The logic is: To promote the market, exchanges will give back part of the user transaction fees to attract more users. However, exchanges cannot personally participate, so they cooperate with KOLs. Only users who register through KOL links or fill in their referral codes during registration can enjoy this.
High transaction fees mean you do not understand the platform's fee rate rules. Otherwise, you have many ways to reduce transaction fee expenses.
Open the Binance app - Funds - Contracts - Today's Profit and Loss - Funding Fees and Trading Fees. You can see your transaction fees for the past year.
🔥 Is the cryptocurrency commission rebate real? A guide tested by veterans ↓
1️⃣ Perpetual Contracts: Long and short positions + leverage, high risk of liquidation ⚠️ Caution for beginners!
2️⃣ Sky-high fees: ▫️ Single-sided fee rate 0.02%-0.05% (Binance contracts) ▫️ Example: Opening 50x leverage with 1000U → Position 50,000U ▫️ Opening and closing fees ≈ 20-50U ❗️ ▫️ 90 trades per month → Fees could burn 1800-4500U!
3️⃣ Commission rebates really exist ✅ but there are many traps: ⭕️ Must grab triple benefits: ➊ Fill in the invitation code → Enjoy commission rebates (rate must be confirmed in advance) ➋ Direct deduction of fees with BNB ➌ VIP users reduce fee rates → All three can be stacked!
⚠️ Blood and tears warning: ❗️ Registration links often “sneak in” others' invitation codes → Your commission is intercepted! ❗️ Before registering, grind out the details: commission rate / arrival time / distribution method ❗️ Verify the bill immediately after trading, and tear it up if it doesn’t match!
Contract Blood and Tears Truth # Why do you feel like you've made money for a few days, but your account doesn't show growth? 💰→💸 The truth is only one: Huge fees + funding fees are secretly draining your blood!
Don't believe it? Open the Binance APP for self-check: Funds → Contract → Today's Realized Profit and Loss → Funding Fees and Trading Fees → Trading Fees 👉 Check how much you have "offered" to the exchange in a year!
🧮 Horrifying Fee Calculator (based on standard rates): Limit Order: Opening + Closing = 0.02% + 0.02% = 0.04% Market Order: Opening + Closing = 0.05% + 0.05% = 0.10% 💣 Under high leverage, fees can eat up most of your profits! Example: 1000U principal, using 100x leverage to trade BTC (position value 100,000U) Pure Limit Order (one buy and one sell): 100,000U * 0.04% = 40U fee ➡️ Profit needs to be >4% to be considered real profit!

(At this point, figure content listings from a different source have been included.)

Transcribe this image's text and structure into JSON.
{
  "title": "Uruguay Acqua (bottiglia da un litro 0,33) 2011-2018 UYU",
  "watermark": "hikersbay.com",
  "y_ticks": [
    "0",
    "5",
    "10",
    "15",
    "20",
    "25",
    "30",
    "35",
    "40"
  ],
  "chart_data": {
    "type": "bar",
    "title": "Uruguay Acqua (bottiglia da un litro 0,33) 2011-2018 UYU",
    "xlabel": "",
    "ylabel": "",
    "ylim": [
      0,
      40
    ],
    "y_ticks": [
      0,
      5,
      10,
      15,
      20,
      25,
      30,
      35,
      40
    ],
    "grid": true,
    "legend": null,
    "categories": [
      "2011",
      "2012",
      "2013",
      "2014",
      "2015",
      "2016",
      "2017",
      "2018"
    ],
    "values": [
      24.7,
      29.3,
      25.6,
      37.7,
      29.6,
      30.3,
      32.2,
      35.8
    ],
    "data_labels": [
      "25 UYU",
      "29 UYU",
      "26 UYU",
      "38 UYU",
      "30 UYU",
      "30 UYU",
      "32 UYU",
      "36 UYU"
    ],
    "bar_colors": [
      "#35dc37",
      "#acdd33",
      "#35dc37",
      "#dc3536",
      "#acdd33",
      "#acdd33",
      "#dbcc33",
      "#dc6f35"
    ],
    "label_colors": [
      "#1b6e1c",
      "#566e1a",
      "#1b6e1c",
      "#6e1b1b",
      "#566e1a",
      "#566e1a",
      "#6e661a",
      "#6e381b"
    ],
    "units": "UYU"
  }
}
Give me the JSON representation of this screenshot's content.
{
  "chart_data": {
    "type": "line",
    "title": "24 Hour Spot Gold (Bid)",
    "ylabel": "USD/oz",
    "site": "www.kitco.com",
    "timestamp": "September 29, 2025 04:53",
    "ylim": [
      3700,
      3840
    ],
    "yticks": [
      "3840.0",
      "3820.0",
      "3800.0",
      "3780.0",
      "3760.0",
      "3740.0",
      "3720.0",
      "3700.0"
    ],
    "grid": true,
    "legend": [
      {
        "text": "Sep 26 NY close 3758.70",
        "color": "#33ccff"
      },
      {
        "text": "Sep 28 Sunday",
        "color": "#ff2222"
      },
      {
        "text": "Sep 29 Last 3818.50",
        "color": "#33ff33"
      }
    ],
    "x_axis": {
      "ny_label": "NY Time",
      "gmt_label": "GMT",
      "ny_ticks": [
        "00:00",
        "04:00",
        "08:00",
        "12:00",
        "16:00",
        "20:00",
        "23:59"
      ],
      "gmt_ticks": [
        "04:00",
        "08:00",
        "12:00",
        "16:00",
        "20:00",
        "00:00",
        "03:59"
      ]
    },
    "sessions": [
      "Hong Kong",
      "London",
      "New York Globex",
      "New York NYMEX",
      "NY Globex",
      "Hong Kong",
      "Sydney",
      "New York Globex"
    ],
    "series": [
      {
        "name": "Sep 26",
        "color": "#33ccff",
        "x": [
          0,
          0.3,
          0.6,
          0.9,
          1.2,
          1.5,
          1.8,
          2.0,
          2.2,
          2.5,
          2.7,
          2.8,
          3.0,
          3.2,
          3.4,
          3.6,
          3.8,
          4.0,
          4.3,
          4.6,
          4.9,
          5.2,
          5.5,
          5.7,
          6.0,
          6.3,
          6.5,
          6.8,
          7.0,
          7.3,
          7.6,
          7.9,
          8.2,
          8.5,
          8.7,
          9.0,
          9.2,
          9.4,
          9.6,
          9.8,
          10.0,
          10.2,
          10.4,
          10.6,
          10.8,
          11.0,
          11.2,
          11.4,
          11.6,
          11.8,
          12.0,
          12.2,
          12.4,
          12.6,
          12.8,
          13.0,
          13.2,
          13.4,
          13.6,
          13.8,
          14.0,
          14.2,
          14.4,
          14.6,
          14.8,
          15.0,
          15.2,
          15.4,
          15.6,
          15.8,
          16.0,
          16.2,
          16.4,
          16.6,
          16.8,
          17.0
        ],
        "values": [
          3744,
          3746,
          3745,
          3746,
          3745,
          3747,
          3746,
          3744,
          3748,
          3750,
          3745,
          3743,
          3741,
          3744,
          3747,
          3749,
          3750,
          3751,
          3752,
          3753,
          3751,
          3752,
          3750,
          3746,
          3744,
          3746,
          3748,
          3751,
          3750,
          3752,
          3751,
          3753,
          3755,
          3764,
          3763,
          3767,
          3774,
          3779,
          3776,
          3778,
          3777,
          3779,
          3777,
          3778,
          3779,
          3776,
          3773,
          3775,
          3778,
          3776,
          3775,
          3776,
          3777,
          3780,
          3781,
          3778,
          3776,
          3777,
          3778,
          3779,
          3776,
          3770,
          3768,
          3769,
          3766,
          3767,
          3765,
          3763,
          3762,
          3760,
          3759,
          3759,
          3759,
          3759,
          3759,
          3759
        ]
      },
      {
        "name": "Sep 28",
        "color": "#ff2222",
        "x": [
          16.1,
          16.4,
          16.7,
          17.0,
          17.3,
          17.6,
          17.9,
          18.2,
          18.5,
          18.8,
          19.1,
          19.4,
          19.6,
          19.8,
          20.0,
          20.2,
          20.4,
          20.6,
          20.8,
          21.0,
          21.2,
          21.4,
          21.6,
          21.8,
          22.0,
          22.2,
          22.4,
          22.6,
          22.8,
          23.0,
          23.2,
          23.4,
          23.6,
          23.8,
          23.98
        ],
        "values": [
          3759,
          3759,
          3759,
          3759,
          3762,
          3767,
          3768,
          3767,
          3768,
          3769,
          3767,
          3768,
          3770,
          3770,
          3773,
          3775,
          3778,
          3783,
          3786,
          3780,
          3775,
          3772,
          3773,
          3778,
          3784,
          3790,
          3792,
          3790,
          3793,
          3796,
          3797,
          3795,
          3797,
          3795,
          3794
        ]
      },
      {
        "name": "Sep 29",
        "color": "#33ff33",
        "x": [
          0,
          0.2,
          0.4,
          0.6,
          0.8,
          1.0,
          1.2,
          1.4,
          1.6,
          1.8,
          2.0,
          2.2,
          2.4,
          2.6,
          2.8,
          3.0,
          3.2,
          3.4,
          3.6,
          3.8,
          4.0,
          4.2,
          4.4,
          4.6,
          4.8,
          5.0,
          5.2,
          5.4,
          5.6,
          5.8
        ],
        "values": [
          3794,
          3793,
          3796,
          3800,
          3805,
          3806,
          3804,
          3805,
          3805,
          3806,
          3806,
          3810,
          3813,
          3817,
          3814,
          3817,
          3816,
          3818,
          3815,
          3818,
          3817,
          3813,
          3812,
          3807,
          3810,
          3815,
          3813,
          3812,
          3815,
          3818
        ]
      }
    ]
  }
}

Pure Market Order (one buy and one sell): 100,000U * 0.10% = 100U fee ➡️ Profit needs to be >10% to be considered real profit!
😱 Key Conclusion: Market orders are "fee assassins": The rate is 2.5 times that of limit orders! Used to market orders? Your fee expenses are absolutely explosive! High leverage amplifies fee pain: The higher the leverage, the larger the proportion of fees to the principal, and the higher the profit threshold!
🆘 Lifesaver: Rebates! Fees are a rigid expense, but rebates can allow you to recover a portion! Not opening rebates = 100% of fees given for free to the exchange! The rebate gap = real money! Even if there's only a 5% difference in rebate rate: Big capital high-frequency players? A difference of a few thousand U is easy!